Nell’edizione odierna di Tuttosport, intervista ad Antonio Zaza, papà di Simone, che segue sempre suo figlio in tutte le sue partite, è il suo primo tifoso ed è felice che oggi indossi la maglia del Toro, per cui racconta ha rinunciato ad offerte milionarie dalla Cina.

Ecco le parole di Antonio Zaza: 

«Sì, confermo, Simone ha ricevuto una grande offerta dalla Cina, perché ho seguito la vicenda. Quest’estate ho ricevuto personalmente la telefonata di un club cinese che gli offriva dieci milioni a stagione e mio figlio ha detto no. Gli davano cinque milioni subito e gli altri spalmati durante la stagione. E ovviamente per più anni. Simone ha rifiutato. Voleva il Toro. Non è vero, come avevo letto, che la proposta era di cinque milioni. La verità è che ne proponevano dieci». 

 «Ma lui ha detto no, voleva il Toro. Solo il Toro. Quando è stato contattato dal presidente Cairo e dal direttore sportivo Petrachi non ci ha pensato neppure un istante». 

 «Sì aveva anche altre proposte. E mi spiace che qualcuno l’abbia presa male, ma su questo argomento preferisco non entrare. Dico solo che nel momento in cui il Toro si è fatto avanti Simone è corso in granata. Era quello che voleva. Per vincere in granata e riprendersi la Nazionale». 

«E al Toro desidera restarci tanti, tanti anni. Questo è il suo obiettivo. Né mai lo ha frenato il suo passato juventino: ora è del Toro, darà tutto per il Toro. E’ un professionista serio e un bravo ragazzo». 

 «L’infortunio? Niente di grave. Per Bologna sarà a disposizione». 

 «Con Mazzarri mi dice di trovarsi benissimo. Mazzarri è una persona leale che parla molto con lui. Il loro rapporto è sincero». 

 «Ed è grande amico di Belotti. Si trova bene, è stato accolto da tutto l’ambiente con grande affetto.
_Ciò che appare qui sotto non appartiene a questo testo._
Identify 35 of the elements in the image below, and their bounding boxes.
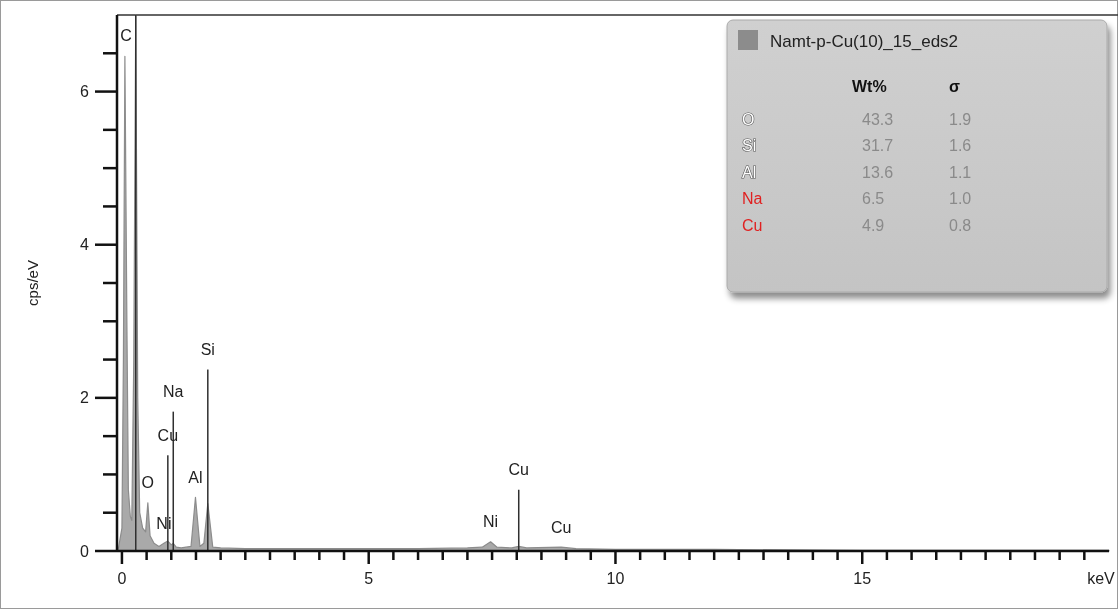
x-tick-label: 15 xyxy=(853,570,872,587)
annotation: Cu xyxy=(742,216,763,234)
annotation: Cu xyxy=(550,518,572,536)
annotation: O xyxy=(141,474,155,492)
annotation: Si xyxy=(200,341,215,359)
annotation: Cu xyxy=(508,461,529,479)
annotation: 1.6 xyxy=(949,137,972,154)
annotation: 13.6 xyxy=(862,163,894,181)
annotation: C xyxy=(120,26,132,44)
annotation: 1.1 xyxy=(949,163,972,181)
annotation: σ xyxy=(949,77,960,95)
annotation: Al xyxy=(188,468,203,486)
annotation: 4.9 xyxy=(862,216,885,234)
y-tick-label: 2 xyxy=(80,389,90,407)
annotation: 6.5 xyxy=(862,190,885,207)
annotation: Na xyxy=(742,190,763,207)
y-tick-label: 6 xyxy=(80,83,90,101)
annotation: 1.0 xyxy=(949,190,972,207)
y-tick-label: 4 xyxy=(80,236,90,254)
annotation: 31.7 xyxy=(862,137,894,154)
annotation: Na xyxy=(163,383,184,401)
x-axis-title: keV xyxy=(1087,570,1116,587)
annotation: 43.3 xyxy=(862,110,894,128)
annotation: Wt% xyxy=(852,77,887,95)
y-tick-label: 0 xyxy=(80,542,90,560)
x-tick-label: 5 xyxy=(364,570,374,587)
annotation: Ni xyxy=(483,513,499,531)
legend-label: Namt-p-Cu(10)_15_eds2 xyxy=(770,31,959,51)
annotation: 1.9 xyxy=(949,110,972,128)
annotation: O xyxy=(742,110,755,128)
y-axis-title: cps/eV xyxy=(24,260,41,306)
annotation: 0.8 xyxy=(949,216,972,234)
x-tick-label: 0 xyxy=(117,570,127,587)
x-tick-label: 10 xyxy=(606,570,625,587)
annotation: Si xyxy=(742,137,757,154)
Che ricambierà in campo». 

«Per lui l’inizio non è stato facile. A Valencia c’era un gioco diverso, ma con il lavoro ha superato tutte le difficoltà». 

«Secondo me questo Toro può arrivare lontano, molto lontano. Simone ne è sicuro e io ci credo. Sono stato a Torino e vedo dei miglioramenti continui».